Last week, the second annual Nest New Handworker Economy Convening occurred at BNP Paribas to highlight the value of impact financing, data-driven transparency in the supply chain and collaboration in ensuring economic wealth and social health of the global handworker.

The global handworker economy is not simply “making baskets” — it’s the second largest employer of women in developing countries and a “lever of positive change” according to Jean-Yves Fillion, BNP Paribas USA chief executive officer and chairman of CIB Americas.

And it’s ripe for impact investment, or philanthropic investing, representing investment potential of 100 million across Nest’s guild of more than 500 artisans.

Collaborating with brands such as West Elm, Target, Hermès, Kering Group, Nest aims to build a “bridge to fair trade” via craftsmanship and the hand-maker, in the words of Jim Brett, ceo of J. Crew and adviser to Nest who welcomed the first panel to the stage.

With five sessions stocked with panel members enhancing the visibility of the handworker through every silo: journalist, philanthropic investor, corporate social responsibility leader, data analyst, entrepreneur and consumer — the unifying theme was one of collaboration.

The underlying goal of the convening was not to discredit any one company’s model of transparency, but to move toward collaborative disclosure wherein “storytelling in the supply chain” is achieved through the handworker narrative.

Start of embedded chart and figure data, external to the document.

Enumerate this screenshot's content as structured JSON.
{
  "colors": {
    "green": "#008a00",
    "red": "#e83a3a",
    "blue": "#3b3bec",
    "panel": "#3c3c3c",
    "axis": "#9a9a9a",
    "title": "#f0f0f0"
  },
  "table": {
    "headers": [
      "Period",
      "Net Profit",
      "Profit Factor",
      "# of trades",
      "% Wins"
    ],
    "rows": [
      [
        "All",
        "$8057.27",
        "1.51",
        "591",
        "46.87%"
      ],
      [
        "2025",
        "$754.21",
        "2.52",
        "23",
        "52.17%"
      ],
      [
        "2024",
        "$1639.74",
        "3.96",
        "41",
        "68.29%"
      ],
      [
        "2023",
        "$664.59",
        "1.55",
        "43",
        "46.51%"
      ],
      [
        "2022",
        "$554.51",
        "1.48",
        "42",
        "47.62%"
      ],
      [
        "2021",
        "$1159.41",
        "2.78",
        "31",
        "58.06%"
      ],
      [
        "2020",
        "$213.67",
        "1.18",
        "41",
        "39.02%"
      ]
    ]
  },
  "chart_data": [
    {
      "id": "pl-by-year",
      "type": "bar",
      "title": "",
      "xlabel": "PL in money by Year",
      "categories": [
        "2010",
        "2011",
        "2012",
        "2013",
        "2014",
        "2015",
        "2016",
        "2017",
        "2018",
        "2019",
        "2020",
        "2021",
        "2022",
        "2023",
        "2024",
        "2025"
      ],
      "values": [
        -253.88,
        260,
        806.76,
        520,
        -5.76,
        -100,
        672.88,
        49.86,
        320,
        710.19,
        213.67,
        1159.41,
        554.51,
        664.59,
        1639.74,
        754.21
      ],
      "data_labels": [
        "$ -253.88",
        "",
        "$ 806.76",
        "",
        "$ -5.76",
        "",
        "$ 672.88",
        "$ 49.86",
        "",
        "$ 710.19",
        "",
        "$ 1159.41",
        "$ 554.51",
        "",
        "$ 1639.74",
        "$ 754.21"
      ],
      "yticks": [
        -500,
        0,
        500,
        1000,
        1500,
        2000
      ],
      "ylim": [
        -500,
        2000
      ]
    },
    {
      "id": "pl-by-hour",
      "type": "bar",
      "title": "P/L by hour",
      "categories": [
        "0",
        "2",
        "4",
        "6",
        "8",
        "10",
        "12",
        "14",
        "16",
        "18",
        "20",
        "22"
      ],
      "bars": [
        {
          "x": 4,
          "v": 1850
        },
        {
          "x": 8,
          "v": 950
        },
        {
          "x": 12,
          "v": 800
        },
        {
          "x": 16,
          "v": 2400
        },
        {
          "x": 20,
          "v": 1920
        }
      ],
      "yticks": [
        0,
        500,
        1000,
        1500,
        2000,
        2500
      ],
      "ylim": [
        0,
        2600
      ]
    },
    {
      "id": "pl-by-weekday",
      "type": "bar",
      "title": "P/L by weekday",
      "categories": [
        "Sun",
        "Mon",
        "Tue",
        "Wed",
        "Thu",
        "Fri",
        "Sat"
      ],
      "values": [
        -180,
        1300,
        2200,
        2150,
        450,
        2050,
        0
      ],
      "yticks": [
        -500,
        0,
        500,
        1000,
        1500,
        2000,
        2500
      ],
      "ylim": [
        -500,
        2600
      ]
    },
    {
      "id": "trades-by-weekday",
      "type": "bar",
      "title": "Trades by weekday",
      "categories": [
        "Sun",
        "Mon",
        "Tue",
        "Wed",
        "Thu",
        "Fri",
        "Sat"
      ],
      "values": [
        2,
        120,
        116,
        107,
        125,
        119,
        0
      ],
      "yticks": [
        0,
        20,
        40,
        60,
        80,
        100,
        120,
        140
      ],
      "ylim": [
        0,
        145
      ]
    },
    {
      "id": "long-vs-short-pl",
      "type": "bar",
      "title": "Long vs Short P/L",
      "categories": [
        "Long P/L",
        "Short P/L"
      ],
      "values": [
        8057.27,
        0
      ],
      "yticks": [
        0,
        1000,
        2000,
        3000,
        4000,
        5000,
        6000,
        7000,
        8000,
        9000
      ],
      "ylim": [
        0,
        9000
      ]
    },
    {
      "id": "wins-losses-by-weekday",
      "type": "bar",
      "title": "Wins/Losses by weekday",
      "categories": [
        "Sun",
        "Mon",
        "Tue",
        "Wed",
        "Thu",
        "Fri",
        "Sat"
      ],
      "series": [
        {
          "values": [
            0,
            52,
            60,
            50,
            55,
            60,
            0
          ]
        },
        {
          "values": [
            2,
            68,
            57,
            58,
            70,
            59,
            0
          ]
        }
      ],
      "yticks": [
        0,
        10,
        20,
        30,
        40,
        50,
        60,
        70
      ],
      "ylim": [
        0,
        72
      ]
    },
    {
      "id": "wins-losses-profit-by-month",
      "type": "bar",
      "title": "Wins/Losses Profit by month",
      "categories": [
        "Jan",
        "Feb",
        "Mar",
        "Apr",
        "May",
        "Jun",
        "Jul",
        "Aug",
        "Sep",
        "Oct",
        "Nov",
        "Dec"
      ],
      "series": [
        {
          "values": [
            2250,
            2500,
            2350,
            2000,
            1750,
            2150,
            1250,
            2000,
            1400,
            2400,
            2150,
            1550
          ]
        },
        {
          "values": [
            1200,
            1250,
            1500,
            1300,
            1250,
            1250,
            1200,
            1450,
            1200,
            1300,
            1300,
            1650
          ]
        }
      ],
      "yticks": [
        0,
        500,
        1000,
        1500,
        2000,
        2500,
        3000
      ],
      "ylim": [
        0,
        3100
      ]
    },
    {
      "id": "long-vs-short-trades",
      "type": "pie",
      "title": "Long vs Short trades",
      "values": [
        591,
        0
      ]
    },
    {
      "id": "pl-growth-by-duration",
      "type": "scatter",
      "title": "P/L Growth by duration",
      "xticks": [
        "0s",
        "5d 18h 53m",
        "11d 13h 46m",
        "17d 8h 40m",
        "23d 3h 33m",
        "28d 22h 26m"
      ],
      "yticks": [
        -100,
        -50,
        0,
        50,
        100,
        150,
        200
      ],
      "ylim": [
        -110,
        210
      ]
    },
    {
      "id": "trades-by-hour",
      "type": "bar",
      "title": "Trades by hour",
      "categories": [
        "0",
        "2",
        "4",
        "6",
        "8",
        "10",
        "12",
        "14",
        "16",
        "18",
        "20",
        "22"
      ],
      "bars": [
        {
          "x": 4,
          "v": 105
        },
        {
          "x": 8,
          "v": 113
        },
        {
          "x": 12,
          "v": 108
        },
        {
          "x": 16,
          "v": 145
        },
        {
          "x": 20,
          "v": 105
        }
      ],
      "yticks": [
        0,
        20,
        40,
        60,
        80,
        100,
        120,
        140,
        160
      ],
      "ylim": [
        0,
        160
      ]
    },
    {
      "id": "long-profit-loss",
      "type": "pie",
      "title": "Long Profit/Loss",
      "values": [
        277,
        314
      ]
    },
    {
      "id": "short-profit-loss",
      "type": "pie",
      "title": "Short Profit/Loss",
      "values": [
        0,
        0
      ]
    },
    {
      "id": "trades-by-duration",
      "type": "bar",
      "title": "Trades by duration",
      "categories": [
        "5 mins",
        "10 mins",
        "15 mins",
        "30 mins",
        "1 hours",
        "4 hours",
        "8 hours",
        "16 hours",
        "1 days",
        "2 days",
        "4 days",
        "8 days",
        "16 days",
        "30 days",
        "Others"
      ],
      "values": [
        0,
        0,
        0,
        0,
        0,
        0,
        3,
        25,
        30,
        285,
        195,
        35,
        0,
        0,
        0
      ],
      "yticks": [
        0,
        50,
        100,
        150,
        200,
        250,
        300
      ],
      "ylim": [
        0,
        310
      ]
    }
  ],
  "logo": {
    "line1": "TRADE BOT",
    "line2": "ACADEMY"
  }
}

These stories may be exemplified in company initiatives such as West Elm’s “Local” artist collaborations spotlighting ceramics, wood and leather goods among other crafts.

Although companies cannot solve every issue and paint holistic perfection in the supply chain, Ivanka Mamic, senior director of responsible sourcing at Target believes democratization of artisanship occurs when “demonstrated and proven initiatives” are scaled through “partnerships and collaboration.”

While collaborative, such initiatives are also data-driven with a “clear and incomprehensible” disclosure mechanism, said Dan Viederman, Humanity United’s managing director.

As Nielsen’s 2015 Global Corporate Sustainability Report indicates, this collaboration and “common will” is fruitful because consumers cherish the sentiment of the craft, welcoming circular economies with some 66 percent of consumers willing to pay more for sustainable brands.

Recently announcing $700,000 in funding from Walt Disney Co., Nest’s efforts to standardize labor compliance, supply chain transparency and recognition of this traditionally “invisible” sector of labor echo the consumer demand for greater authenticity, ethically and responsibly.

“The more we move toward automation, the stronger the craft movement,” founder and ceo Rebecca van Bergen said to WWD. It’s clear technology will continuously evolve every industry, and if Nest Convening is any indication of consumer sentiment then the handworker economy is sure to withstand the tests of time.